Not so long ago, electronic devices communicated with each other via wires and cables, and in fact many still do. The hallmark of electronic devices today is their newfound ability to communicate with each other wirelessly. Some, like cell phones, require a planet-wide network, and others like credit card readers, need only inches. And due to limited energy storage capabilities of many mobile devices, energy efficiency can be a paramount concern. Because of these widely divergent requirements, a plethora of communications modalities have been developed -- each optimized to its own purposes.
Wi-Fi and Bluetooth
Wi-Fi and Bluetooth both operate at about the same frequency, around 2.4 GHz, but they serve very different purposes. Bluetooth can be thought of as a replacement for a connecting cable, and can be used to connect a mouse and keyboard to a PC or a laptop, or a wearable device to a smartphone. Bluetooth devices can also communicate amongst themselves. Wi-Fi (a.k.a. WLAN) is used to connect mobile devices to the internet by accessing mobile “hotspots.” They are compared in Figure 1.
RFID and NFC
Radio Frequency Identification (RFID) and Near Field Communication (NFC) are two closely related standards that use radio signals of frequencies ranging from a few hundred KHz to a few tens of MHZ for communications and tracking purposes. Both are characterized by limited data transfer rates over relatively short distance. RFID is most often used to query passive tags for purposes such as inventory control or baggage handling. NFC is used for peer-to-peer communications, and can be used for file sharing in both directions.
IrDA is an acronym for Infrared Data Association, the industry group that maintains the standard. It is based on communication over infrared light. Unlike the other two modalities, IrDA doesn’t radiate spherically, but rather on a very tight pathway. IrDA’s operating parameters are detailed in Figure 1.
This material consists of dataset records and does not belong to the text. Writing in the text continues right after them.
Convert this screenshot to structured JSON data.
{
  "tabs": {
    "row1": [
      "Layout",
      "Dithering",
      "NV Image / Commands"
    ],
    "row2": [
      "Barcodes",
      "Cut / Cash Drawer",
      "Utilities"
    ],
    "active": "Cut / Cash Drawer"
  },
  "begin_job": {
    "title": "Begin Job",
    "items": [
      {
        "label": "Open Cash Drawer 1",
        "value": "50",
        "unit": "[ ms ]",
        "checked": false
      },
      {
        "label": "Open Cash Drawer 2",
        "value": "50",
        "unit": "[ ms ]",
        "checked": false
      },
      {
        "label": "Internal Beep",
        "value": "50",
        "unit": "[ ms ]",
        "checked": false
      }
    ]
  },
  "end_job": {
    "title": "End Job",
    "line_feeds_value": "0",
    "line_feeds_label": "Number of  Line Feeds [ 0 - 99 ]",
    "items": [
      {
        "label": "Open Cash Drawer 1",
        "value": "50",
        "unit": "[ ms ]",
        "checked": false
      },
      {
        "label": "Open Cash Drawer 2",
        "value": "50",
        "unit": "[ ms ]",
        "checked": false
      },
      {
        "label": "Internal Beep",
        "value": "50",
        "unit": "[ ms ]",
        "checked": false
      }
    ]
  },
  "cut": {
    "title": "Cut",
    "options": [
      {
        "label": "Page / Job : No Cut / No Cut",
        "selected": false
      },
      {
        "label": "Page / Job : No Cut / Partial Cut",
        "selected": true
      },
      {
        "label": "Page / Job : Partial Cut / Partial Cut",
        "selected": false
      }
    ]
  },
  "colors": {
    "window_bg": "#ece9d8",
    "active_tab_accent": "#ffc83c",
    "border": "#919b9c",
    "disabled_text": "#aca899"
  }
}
A Reason to be Wary of WLAN and Bluetooth: Your Microwave Oven
Ever look at the back of your microwave oven and notice that it operates at 2.4 Gigahertz (GHz) or thereabouts? That’s just about the same frequency as Wi-Fi and Bluetooth. Of course, these communications modalities work at many orders of magnitude less power than does a microwave, but you don’t hold your microwave oven next to your ear as you cook your popcorn. Figure 1 compares IrDA to the other two technologies. Rather than polluting the environment with microwave emissions that radiate everywhere, IrDA communicates over a beam of harmless light.
IrDA in the Industrial Environment
In today’s industrial environment, Programmable Logic Controllers (PLCs) are industrial computers used to control the machines on the front line. Because the process being controlled may be in dangerous or remote areas, when the program needs to be changed or altered, it is done remotely through a device such as a parameter programmer.
Examples of these devices are the PG-65 parameter programmer and the STG-810 Mini-PLC from Barth. When a human operator uses the parameter programmer to control the Mini-PLC, he isn’t exposed to dangerous microwaves, because the devices communicate via IrDA.
As the concerns over microwave exposure grow, we can expect to see more devices taking this safer pathway. Currently, new versions of IrDA that can transmit and receive data at the gigabit-per-second rate are being pursued.